Fig 6. Serum biochemical analysis and histopathological examination in mice treated with ABZ, 2-DG, ABZ + 2-DG, or ABZ half-dose + 2-DG for 6 weeks.

(A) The levels of total protein (TP), albumin (ALB), globulin (GLB), alanine aminotransferase (ALT), aspartate aminotransferase (AST), total bilirubin (TBIL), alkaline phosphatase (ALP), glutamyltranspeptidase (GGT), urea, and creatinine (CREA) in mice serum. *p < 0.05. (B) H&E images of liver tissues.

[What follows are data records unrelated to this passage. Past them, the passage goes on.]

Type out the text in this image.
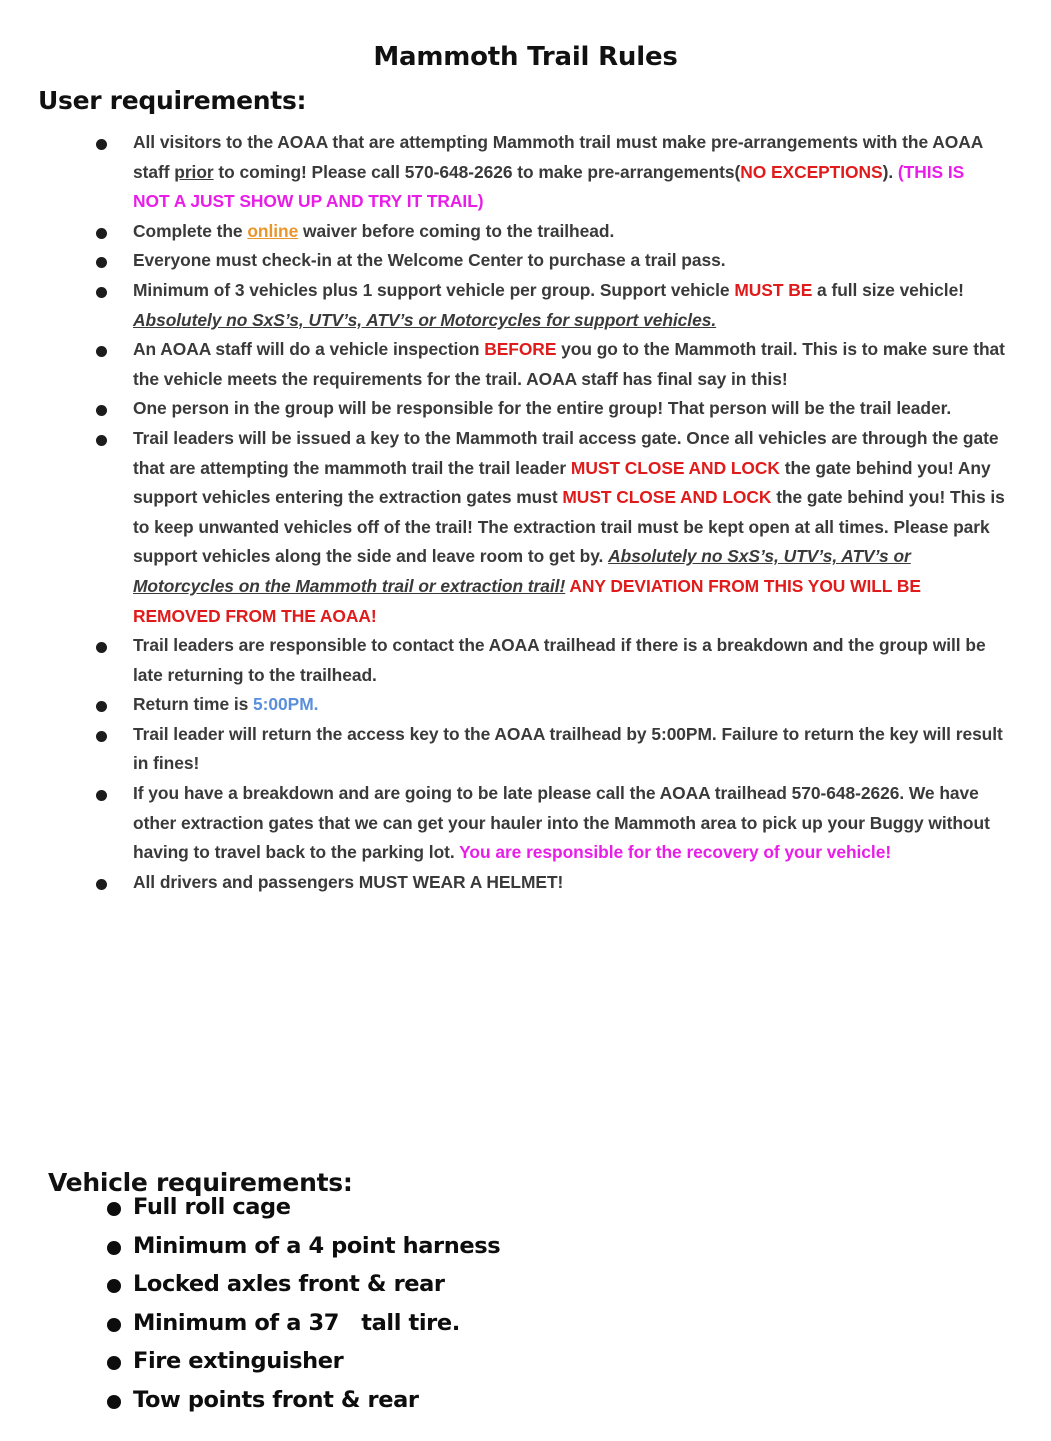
Mammoth Trail Rules
User requirements:
All visitors to the AOAA that are attempting Mammoth trail must make pre-arrangements with the AOAA staff prior to coming! Please call 570-648-2626 to make pre-arrangements(NO EXCEPTIONS). (THIS IS NOT A JUST SHOW UP AND TRY IT TRAIL)
Complete the online waiver before coming to the trailhead.
Everyone must check-in at the Welcome Center to purchase a trail pass.
Minimum of 3 vehicles plus 1 support vehicle per group. Support vehicle MUST BE a full size vehicle! Absolutely no SxS’s, UTV’s, ATV’s or Motorcycles for support vehicles.
An AOAA staff will do a vehicle inspection BEFORE you go to the Mammoth trail. This is to make sure that the vehicle meets the requirements for the trail. AOAA staff has final say in this!
One person in the group will be responsible for the entire group! That person will be the trail leader.
Trail leaders will be issued a key to the Mammoth trail access gate. Once all vehicles are through the gate that are attempting the mammoth trail the trail leader MUST CLOSE AND LOCK the gate behind you! Any support vehicles entering the extraction gates must MUST CLOSE AND LOCK the gate behind you! This is to keep unwanted vehicles off of the trail! The extraction trail must be kept open at all times. Please park support vehicles along the side and leave room to get by. Absolutely no SxS’s, UTV’s, ATV’s or Motorcycles on the Mammoth trail or extraction trail! ANY DEVIATION FROM THIS YOU WILL BE REMOVED FROM THE AOAA!
Trail leaders are responsible to contact the AOAA trailhead if there is a breakdown and the group will be late returning to the trailhead.
Return time is 5:00PM.
Trail leader will return the access key to the AOAA trailhead by 5:00PM. Failure to return the key will result in fines!
If you have a breakdown and are going to be late please call the AOAA trailhead 570-648-2626. We have other extraction gates that we can get your hauler into the Mammoth area to pick up your Buggy without having to travel back to the parking lot. You are responsible for the recovery of your vehicle!
All drivers and passengers MUST WEAR A HELMET!
Vehicle requirements:
Full roll cage
Minimum of a 4 point harness
Locked axles front & rear
Minimum of a 37   tall tire.
Fire extinguisher
Tow points front & rear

Non-infected tissue (a), E. multilocularis-infected tissue (b), ABZ-treated tissue (c), 2-DG-treated tissue (d), ABZ + 2-DG–treated tissue (e), and ABZ half-dose + 2-DG–treated tissue (f) were visualized with a microscope. Focal necrosis is marked by a white box, and the white arrows indicate hepatocyte edema. IC, inflammatory cell. Scale bar, 50 μm.

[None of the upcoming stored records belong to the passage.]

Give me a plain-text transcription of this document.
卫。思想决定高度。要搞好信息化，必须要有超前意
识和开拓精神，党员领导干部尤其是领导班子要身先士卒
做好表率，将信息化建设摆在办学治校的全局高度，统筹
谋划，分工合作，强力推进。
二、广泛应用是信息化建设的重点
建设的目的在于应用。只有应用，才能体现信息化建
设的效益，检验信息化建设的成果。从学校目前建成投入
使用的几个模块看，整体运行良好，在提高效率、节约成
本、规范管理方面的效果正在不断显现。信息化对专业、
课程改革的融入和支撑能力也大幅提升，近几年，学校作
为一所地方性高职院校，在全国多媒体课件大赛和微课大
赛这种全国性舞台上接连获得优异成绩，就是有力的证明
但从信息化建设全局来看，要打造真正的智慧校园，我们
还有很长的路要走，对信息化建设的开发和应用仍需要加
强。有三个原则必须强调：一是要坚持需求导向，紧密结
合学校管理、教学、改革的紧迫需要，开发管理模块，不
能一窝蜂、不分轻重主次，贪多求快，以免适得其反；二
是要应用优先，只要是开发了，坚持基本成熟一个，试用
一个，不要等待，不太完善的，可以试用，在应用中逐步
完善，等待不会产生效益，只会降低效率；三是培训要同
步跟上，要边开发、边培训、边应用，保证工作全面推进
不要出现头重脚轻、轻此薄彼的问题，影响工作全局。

Fig 7. Analysis of apoptosis in E. multilocularis metacestodes.

The TUNEL staining was performed in metacestodes from untreated mice, mice treated with ABZ (200 mg/kg/day), 2-DG (500 mg/kg/day), ABZ + 2-DG (200 mg/kg/day + 500 mg/kg/day), or ABZ half-dose + 2-DG (100 mg/kg/day + 500 mg/kg/day). Apoptosis was evaluated by the integrated density of green fluorescence in metacestodes using ImageJ software. *p < 0.05 vs. untreated mice.

Fig 8. Effects of ABZ, 2-DG, ABZ + 2-DG, or ABZ half-dose + 2-DG on glucose metabolism of E. multilocularis metacestodes.

Various concentrations of ABZ, 2-DG, or combined ABZ/2-DG were preincubated with 200 μg metacestodes slices for 30 minutes at 37°C, and then the slices were incubated in the presence of 6 mM glucose. (A) Glucose consumption was determined for the times indicated. *p < 0.05, 2-DG 200 mM–treated group vs. control group, ABZ 320 μM, ABZ 80 μM, or ABZ 20 μM–treated group. **p < 0.05, ABZ 320 μM + 2-DG 200 mM vs. control group, ABZ 320 μM, ABZ 80 μM, or ABZ 20 μM–treated group. #p < 0.05, ABZ 160 μM + 2-DG 200 mM vs. control group, ABZ 320 μM, ABZ 80 μM, or ABZ 20 μM–treated group. ▲p < 0.05, 2-DG 100 mM–treated group vs. control group or ABZ 80 μM–treated group. (B) Lactate production in culture medium for the times indicated. *p < 0.05 vs. control group.